After the first heady idealistic days of early independence, making political statues has become embarrassing for contemporary artists. The language of contemporary art is anti-establishment, while the public demand is for idealized neo-classical representations. Then who makes these statues? The good sculptors are usually trained in the big art schools and specialize in making political portraits, or are from traditional families of sculptors. Some time ago I visited a factory near Gwalior which takes orders to make political statues from most of North India.
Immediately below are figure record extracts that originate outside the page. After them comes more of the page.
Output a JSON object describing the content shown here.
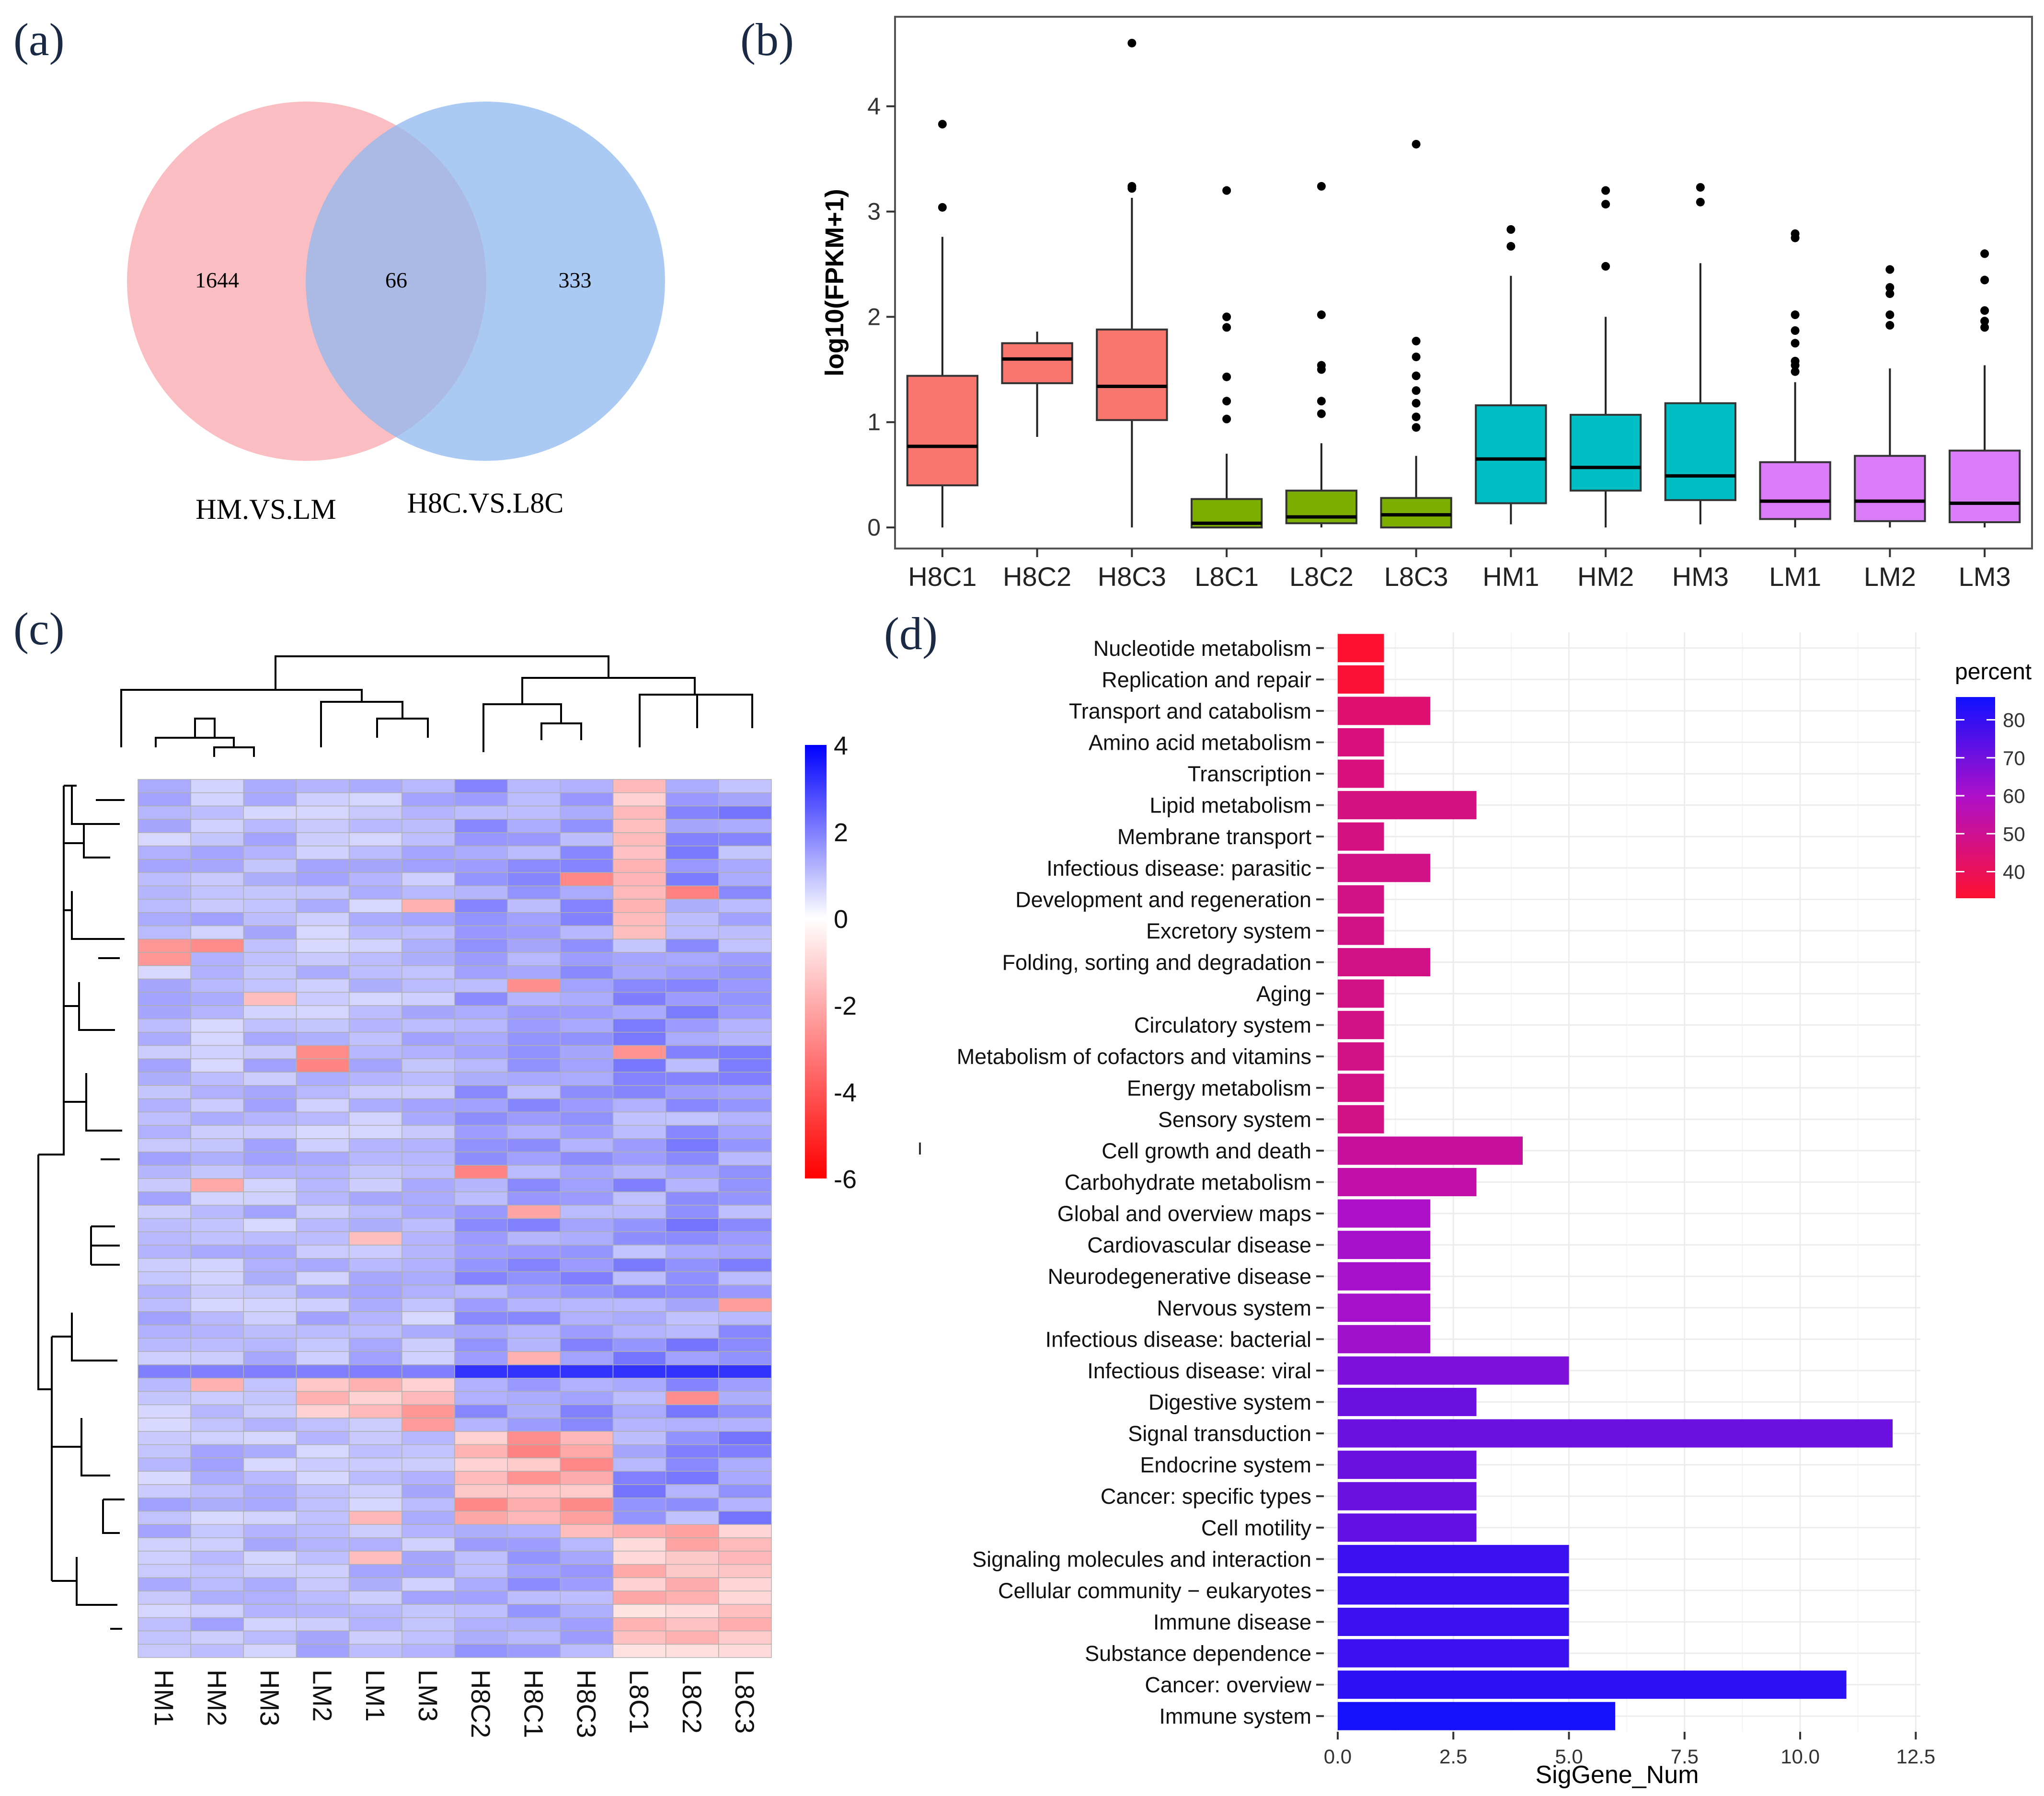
{
  "panels": {
    "a": "(a)",
    "b": "(b)",
    "c": "(c)",
    "d": "(d)"
  },
  "chart_data": [
    {
      "type": "venn",
      "panel": "(a)",
      "sets": [
        {
          "name": "HM.VS.LM",
          "color": "#f8a8ae"
        },
        {
          "name": "H8C.VS.L8C",
          "color": "#8fb8ef"
        }
      ],
      "regions": {
        "only_a": 1644,
        "intersection": 66,
        "only_b": 333
      }
    },
    {
      "type": "box",
      "panel": "(b)",
      "ylabel": "log10(FPKM+1)",
      "ylim": [
        -0.2,
        4.85
      ],
      "yticks": [
        0,
        1,
        2,
        3,
        4
      ],
      "groups": [
        {
          "name": "H8C1",
          "color": "#f8766d",
          "whisker_low": 0.0,
          "q1": 0.4,
          "median": 0.77,
          "q3": 1.44,
          "whisker_high": 2.76,
          "outliers": [
            3.04,
            3.83
          ]
        },
        {
          "name": "H8C2",
          "color": "#f8766d",
          "whisker_low": 0.86,
          "q1": 1.37,
          "median": 1.6,
          "q3": 1.75,
          "whisker_high": 1.86,
          "outliers": []
        },
        {
          "name": "H8C3",
          "color": "#f8766d",
          "whisker_low": 0.0,
          "q1": 1.02,
          "median": 1.34,
          "q3": 1.88,
          "whisker_high": 3.13,
          "outliers": [
            3.22,
            3.24,
            4.6
          ]
        },
        {
          "name": "L8C1",
          "color": "#7cae00",
          "whisker_low": 0.0,
          "q1": 0.0,
          "median": 0.04,
          "q3": 0.27,
          "whisker_high": 0.7,
          "outliers": [
            1.03,
            1.2,
            1.43,
            1.9,
            2.0,
            3.2
          ]
        },
        {
          "name": "L8C2",
          "color": "#7cae00",
          "whisker_low": 0.0,
          "q1": 0.04,
          "median": 0.1,
          "q3": 0.35,
          "whisker_high": 0.8,
          "outliers": [
            1.08,
            1.2,
            1.5,
            1.54,
            2.02,
            3.24
          ]
        },
        {
          "name": "L8C3",
          "color": "#7cae00",
          "whisker_low": 0.0,
          "q1": 0.0,
          "median": 0.12,
          "q3": 0.28,
          "whisker_high": 0.68,
          "outliers": [
            0.95,
            1.05,
            1.18,
            1.3,
            1.44,
            1.62,
            1.77,
            3.64
          ]
        },
        {
          "name": "HM1",
          "color": "#00bfc4",
          "whisker_low": 0.03,
          "q1": 0.23,
          "median": 0.65,
          "q3": 1.16,
          "whisker_high": 2.39,
          "outliers": [
            2.67,
            2.83
          ]
        },
        {
          "name": "HM2",
          "color": "#00bfc4",
          "whisker_low": 0.0,
          "q1": 0.35,
          "median": 0.57,
          "q3": 1.07,
          "whisker_high": 2.0,
          "outliers": [
            2.48,
            3.07,
            3.2
          ]
        },
        {
          "name": "HM3",
          "color": "#00bfc4",
          "whisker_low": 0.03,
          "q1": 0.26,
          "median": 0.49,
          "q3": 1.18,
          "whisker_high": 2.51,
          "outliers": [
            3.09,
            3.23
          ]
        },
        {
          "name": "LM1",
          "color": "#da7cf8",
          "whisker_low": 0.0,
          "q1": 0.08,
          "median": 0.25,
          "q3": 0.62,
          "whisker_high": 1.38,
          "outliers": [
            1.48,
            1.54,
            1.58,
            1.75,
            1.87,
            2.02,
            2.75,
            2.79
          ]
        },
        {
          "name": "LM2",
          "color": "#da7cf8",
          "whisker_low": 0.0,
          "q1": 0.06,
          "median": 0.25,
          "q3": 0.68,
          "whisker_high": 1.51,
          "outliers": [
            1.92,
            2.02,
            2.22,
            2.28,
            2.45
          ]
        },
        {
          "name": "LM3",
          "color": "#da7cf8",
          "whisker_low": 0.0,
          "q1": 0.05,
          "median": 0.23,
          "q3": 0.73,
          "whisker_high": 1.54,
          "outliers": [
            1.9,
            1.96,
            2.06,
            2.35,
            2.6
          ]
        }
      ]
    },
    {
      "type": "heatmap",
      "panel": "(c)",
      "columns": [
        "HM1",
        "HM2",
        "HM3",
        "LM2",
        "LM1",
        "LM3",
        "H8C2",
        "H8C1",
        "H8C3",
        "L8C1",
        "L8C2",
        "L8C3"
      ],
      "n_rows": 66,
      "colorbar": {
        "min": -6,
        "max": 4,
        "ticks": [
          4,
          2,
          0,
          -2,
          -4,
          -6
        ],
        "low_color": "#ff0000",
        "mid_color": "#ffffff",
        "high_color": "#0000ff"
      }
    },
    {
      "type": "bar",
      "orientation": "horizontal",
      "panel": "(d)",
      "xlabel": "SigGene_Num",
      "xlim": [
        -0.3,
        12.6
      ],
      "xticks": [
        0.0,
        2.5,
        5.0,
        7.5,
        10.0,
        12.5
      ],
      "xtick_labels": [
        "0.0",
        "2.5",
        "5.0",
        "7.5",
        "10.0",
        "12.5"
      ],
      "legend_title": "percent",
      "legend_range": [
        33,
        86
      ],
      "legend_ticks": [
        80,
        70,
        60,
        50,
        40
      ],
      "categories": [
        "Nucleotide metabolism",
        "Replication and repair",
        "Transport and catabolism",
        "Amino acid metabolism",
        "Transcription",
        "Lipid metabolism",
        "Membrane transport",
        "Infectious disease: parasitic",
        "Development and regeneration",
        "Excretory system",
        "Folding, sorting and degradation",
        "Aging",
        "Circulatory system",
        "Metabolism of cofactors and vitamins",
        "Energy metabolism",
        "Sensory system",
        "Cell growth and death",
        "Carbohydrate metabolism",
        "Global and overview maps",
        "Cardiovascular disease",
        "Neurodegenerative disease",
        "Nervous system",
        "Infectious disease: bacterial",
        "Infectious disease: viral",
        "Digestive system",
        "Signal transduction",
        "Endocrine system",
        "Cancer: specific types",
        "Cell motility",
        "Signaling molecules and interaction",
        "Cellular community − eukaryotes",
        "Immune disease",
        "Substance dependence",
        "Cancer: overview",
        "Immune system"
      ],
      "values": [
        1,
        1,
        2,
        1,
        1,
        3,
        1,
        2,
        1,
        1,
        2,
        1,
        1,
        1,
        1,
        1,
        4,
        3,
        2,
        2,
        2,
        2,
        2,
        5,
        3,
        12,
        3,
        3,
        3,
        5,
        5,
        5,
        5,
        11,
        6
      ],
      "percent": [
        33,
        34,
        44,
        46,
        46,
        47,
        47,
        48,
        48,
        48,
        48,
        48,
        48,
        48,
        48,
        48,
        52,
        54,
        60,
        61,
        61,
        61,
        62,
        68,
        71,
        71,
        71,
        71,
        72,
        79,
        79,
        79,
        79,
        81,
        85
      ]
    }
  ]
}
As a busload of us approached, we saw acres and acres of spectacular rolling hillocks, set with dramatic groups of figures of political leaders all gesturing into the air in their characteristic poses: Netaji Bose, Rajiv Gandhi, Indira, Nehru, Dr. Ambedkar, Bhagat Singh, Jhansi ki Rani, Mahatma Gandhi. It was an amazing sight: the heroes, the vast sky, the bare landscape, and the larger than life tableaux in various perspectives in the clear light of the panoramic view. The factory makes fibre-glass casts first from the clay models, then takes moulds from them and casts them in bronze. The waste fibre-glass models are then placed on the site, making a kind of unmeant installation of dark post-modernist satire. 

Who then can be the heroes of our times, and how can we celebrate their lives?

I recently saw The Advocate, a film made by Deepa Dhanraj on the Hyderabad lawyer KG Kannabiran, one of the founders of the human rights and civil liberties movements in India, a man who has spent a lifetime challenging the Indian State to uphold justice. While the first part of the film is a biography and history dominated by his charismatic presence, the second half, with interviews with his wife and colleagues, contains a critique. He is never shown larger than life, but as passionate, hardworking, brilliantly analytical, firm in his beliefs and relentlessly persistent. His wife, prominent in the women’s movement herself, critiques him for his lack of interest in women’s issues as being central to human rights; his colleagues, for other weaknesses in his thinking and practice. But finally, the film in both its parts makes a monumental plea for a way of life that is serious minded and committed to social justice, lit up with an intense life-energy. At a time of extreme hysteria over icons and symbols, the biography shows that a reasoned analysis and historical sense need not belittle, nor aggrandize, an exemplary life.